Amazon CloudWatch

A monitoring and observability service called Amazon CloudWatch was created for DevOps engineers, programmers, site reliability engineers (SREs), IT managers, and product owners. You can monitor your apps, react to changes in system performance, and optimize resource usage with the help of CloudWatch, which gives you statistics and useful insights.

Logs, metrics, and events are the main types of operational and monitoring data that CloudWatch gathers. You obtain total visibility of your AWS resources, apps, and services that are running both on AWS and on-premises, as well as a single picture of operational health.

In order to keep your applications functioning properly, you can use CloudWatch to spot suspicious behavior in your environments, set alarms, visualize logs and metrics side by side, take automated actions, troubleshoot problems, and find insights.

Amazon CloudWatch has available Amazon EC2 Metrics for you to use for:

CPU utilization
Network utilization
Disk performance
Disk Reads/Writes

*In case you need to monitor the below items, you need to prepare a custom metric using a Perl or other shell script, as there are no ready to use metrics for: *

Memory utilization
Disk swap utilization
Disk space utilization
Page file utilization
Log collection

Be aware that *there is a multi-platform CloudWatch agent* that may be set up on instances that are running Windows or Linux. From Amazon EC2 instances and on-premises servers, you may gather system metrics and log files with a single agent.
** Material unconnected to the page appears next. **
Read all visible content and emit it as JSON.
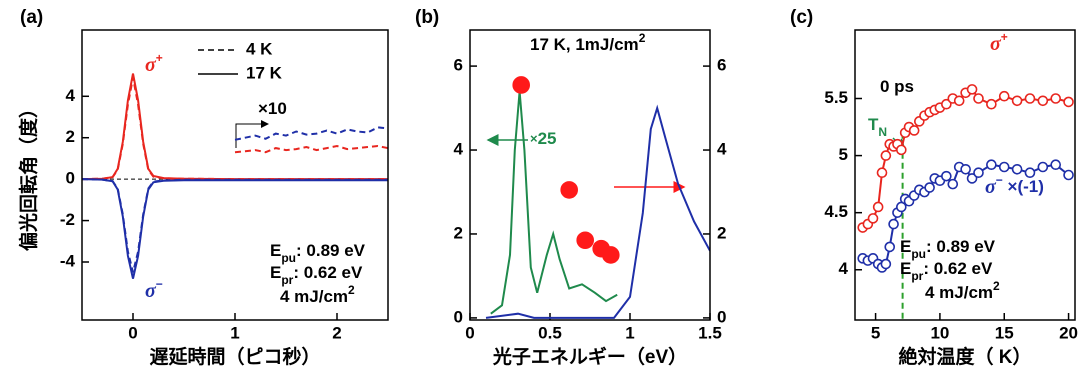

You can choose the metrics to be collected with this agent, which supports both Windows Server and Linux and includes sub-resource measurements like per-CPU core. It is advised that you gather metrics and logs using the new agent rather than the older monitoring scripts.

How it works?

You can receive a unified view of your AWS resources, applications, and services that are running on AWS and on-premises using CloudWatch, which gathers monitoring and operational data in the form of logs, metrics, and events and visualizes it using automated dashboards. Through experimentation, you may see how end users interact with your application and confirm design decisions. To better understand the state and performance of your resources, correlate your metrics and logs. Create alerts that can watch for anomalous metric behavior using ML methods or alarms based on the metric value thresholds you specify.